Memleket edebiyatı, genellikle Anadolu’nun yoksulluk, savaş ve göç gibi dramatik gerçekliklerini ele alır. Ancak, bu gerçeklikler idealize edilmiş bir perspektiften sunulur. Mehmet Akif Ersoy’un ve Faruk Nafiz Çamlıbel’in eserlerinde, Anadolu hem acılarla dolu bir geçmişe sahip bir yurt hem de umutların bağlandığı bir gelecektir. Bu durum, şairlerin Anadolu’ya hem eleştirel hem de romantik bir yaklaşım geliştirmelerine olanak tanımıştır. Örneğin, Faruk Nafiz’in “Han Duvarları” şiiri, bu temayı güçlü bir şekilde işlerken, memleket edebiyatının temel özelliklerini ortaya koyar.
Bu dönemde memleket teması, sadece mekân odaklı bir anlatımla sınırlı kalmamış, aynı zamanda köylülerin yaşamına ve toplumsal mücadelelerine de odaklanmıştır. Şairler, köy ve kent arasındaki farkları işleyerek, Anadolu insanının sorunlarını gündeme getirmiştir. Bu bağlamda, Ceyhun Atuf Kansu’nun şiirleri, köy insanının yaşadığı zorluklara estetik bir duyarlılıkla yaklaşan örnekler arasında yer alır. Memleket edebiyatı, bu yönüyle toplumsal gerçekçi edebiyatın bir parçası olarak değerlendirilebilir.

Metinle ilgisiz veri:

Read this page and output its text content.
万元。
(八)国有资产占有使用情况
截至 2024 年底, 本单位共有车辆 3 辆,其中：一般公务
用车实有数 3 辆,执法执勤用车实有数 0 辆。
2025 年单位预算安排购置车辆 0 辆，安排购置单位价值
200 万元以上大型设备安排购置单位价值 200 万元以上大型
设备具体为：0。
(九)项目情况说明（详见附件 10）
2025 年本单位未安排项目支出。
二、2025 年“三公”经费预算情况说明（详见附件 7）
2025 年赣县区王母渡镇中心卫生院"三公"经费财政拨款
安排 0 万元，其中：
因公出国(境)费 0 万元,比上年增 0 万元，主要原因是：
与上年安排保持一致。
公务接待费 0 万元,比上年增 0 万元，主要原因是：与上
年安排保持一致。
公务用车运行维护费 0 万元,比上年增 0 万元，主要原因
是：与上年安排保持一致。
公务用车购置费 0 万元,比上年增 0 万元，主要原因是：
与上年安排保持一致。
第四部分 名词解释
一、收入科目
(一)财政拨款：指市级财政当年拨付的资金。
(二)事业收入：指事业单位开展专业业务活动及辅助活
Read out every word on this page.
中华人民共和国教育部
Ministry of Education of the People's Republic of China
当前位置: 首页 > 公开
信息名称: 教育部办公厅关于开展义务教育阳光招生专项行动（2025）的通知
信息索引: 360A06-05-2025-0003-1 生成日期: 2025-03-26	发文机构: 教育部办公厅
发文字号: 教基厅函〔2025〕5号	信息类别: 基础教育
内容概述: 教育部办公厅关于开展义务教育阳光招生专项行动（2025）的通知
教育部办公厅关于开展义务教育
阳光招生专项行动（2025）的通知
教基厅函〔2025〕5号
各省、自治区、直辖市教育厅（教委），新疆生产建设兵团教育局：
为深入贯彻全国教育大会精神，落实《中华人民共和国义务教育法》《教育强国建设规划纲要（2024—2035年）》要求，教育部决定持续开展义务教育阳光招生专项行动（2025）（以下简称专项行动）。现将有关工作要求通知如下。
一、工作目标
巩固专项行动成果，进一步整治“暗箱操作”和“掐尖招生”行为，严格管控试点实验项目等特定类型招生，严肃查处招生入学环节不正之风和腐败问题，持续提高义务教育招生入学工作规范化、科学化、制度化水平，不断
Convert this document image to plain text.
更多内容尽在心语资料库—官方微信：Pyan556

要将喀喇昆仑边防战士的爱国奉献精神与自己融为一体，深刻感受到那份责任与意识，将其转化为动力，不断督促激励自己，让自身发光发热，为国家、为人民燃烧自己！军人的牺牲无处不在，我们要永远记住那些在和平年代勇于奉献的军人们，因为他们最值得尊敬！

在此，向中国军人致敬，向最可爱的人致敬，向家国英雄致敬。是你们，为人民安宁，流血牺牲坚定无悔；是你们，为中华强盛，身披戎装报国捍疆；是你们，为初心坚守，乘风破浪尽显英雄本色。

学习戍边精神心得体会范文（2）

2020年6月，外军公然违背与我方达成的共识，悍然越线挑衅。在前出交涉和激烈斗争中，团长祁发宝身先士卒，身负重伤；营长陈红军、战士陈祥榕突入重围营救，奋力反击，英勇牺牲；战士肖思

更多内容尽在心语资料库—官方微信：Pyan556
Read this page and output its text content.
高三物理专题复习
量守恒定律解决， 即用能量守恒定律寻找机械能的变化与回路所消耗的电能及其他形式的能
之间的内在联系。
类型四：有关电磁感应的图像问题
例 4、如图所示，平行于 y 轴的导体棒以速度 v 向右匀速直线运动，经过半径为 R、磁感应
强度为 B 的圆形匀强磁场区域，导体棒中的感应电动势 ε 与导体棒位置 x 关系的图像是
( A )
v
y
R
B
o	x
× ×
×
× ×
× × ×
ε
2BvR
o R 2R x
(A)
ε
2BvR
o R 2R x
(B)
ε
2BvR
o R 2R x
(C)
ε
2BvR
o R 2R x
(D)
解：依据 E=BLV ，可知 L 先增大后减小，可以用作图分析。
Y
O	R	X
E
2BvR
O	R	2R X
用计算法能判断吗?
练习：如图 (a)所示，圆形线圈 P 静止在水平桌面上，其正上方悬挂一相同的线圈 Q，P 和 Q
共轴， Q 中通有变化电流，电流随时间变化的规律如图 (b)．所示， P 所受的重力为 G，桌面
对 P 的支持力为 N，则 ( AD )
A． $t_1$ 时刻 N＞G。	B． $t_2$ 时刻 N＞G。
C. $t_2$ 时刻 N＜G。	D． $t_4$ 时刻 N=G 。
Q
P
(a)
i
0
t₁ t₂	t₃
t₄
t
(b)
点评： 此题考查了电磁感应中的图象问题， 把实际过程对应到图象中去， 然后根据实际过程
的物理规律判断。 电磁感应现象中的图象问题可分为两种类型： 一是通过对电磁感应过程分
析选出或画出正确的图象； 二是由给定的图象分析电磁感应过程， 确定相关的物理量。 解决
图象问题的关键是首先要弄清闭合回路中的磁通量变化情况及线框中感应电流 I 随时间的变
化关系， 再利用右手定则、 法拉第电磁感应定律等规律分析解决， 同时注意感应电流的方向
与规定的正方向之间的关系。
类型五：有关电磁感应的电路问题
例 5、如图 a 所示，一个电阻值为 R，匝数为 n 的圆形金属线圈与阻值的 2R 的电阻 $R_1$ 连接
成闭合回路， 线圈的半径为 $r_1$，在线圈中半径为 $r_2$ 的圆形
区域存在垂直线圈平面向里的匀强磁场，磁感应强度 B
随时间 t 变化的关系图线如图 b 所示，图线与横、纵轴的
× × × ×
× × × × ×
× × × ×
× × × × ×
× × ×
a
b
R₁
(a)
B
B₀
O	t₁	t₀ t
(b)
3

Memleket teması, aynı zamanda Cumhuriyet ideolojisinin edebiyat üzerindeki etkilerini de yansıtır. Şairler, bu dönemde Anadolu’yu yalnızca bir şiirsel tema değil, aynı zamanda Cumhuriyet’in modernleşme projelerinin bir yansıması olarak görmüşlerdir. Bu nedenle, Anadolu’ya duyulan romantik bağlılık, dönemin ideolojik bağlamıyla da örtüşmektedir. Şairler, bu temayı işlerken, okuyucularını hem duygusal hem de düşünsel bir yolculuğa çıkararak, ulusal bir bilinç oluşturmayı hedeflemişlerdir.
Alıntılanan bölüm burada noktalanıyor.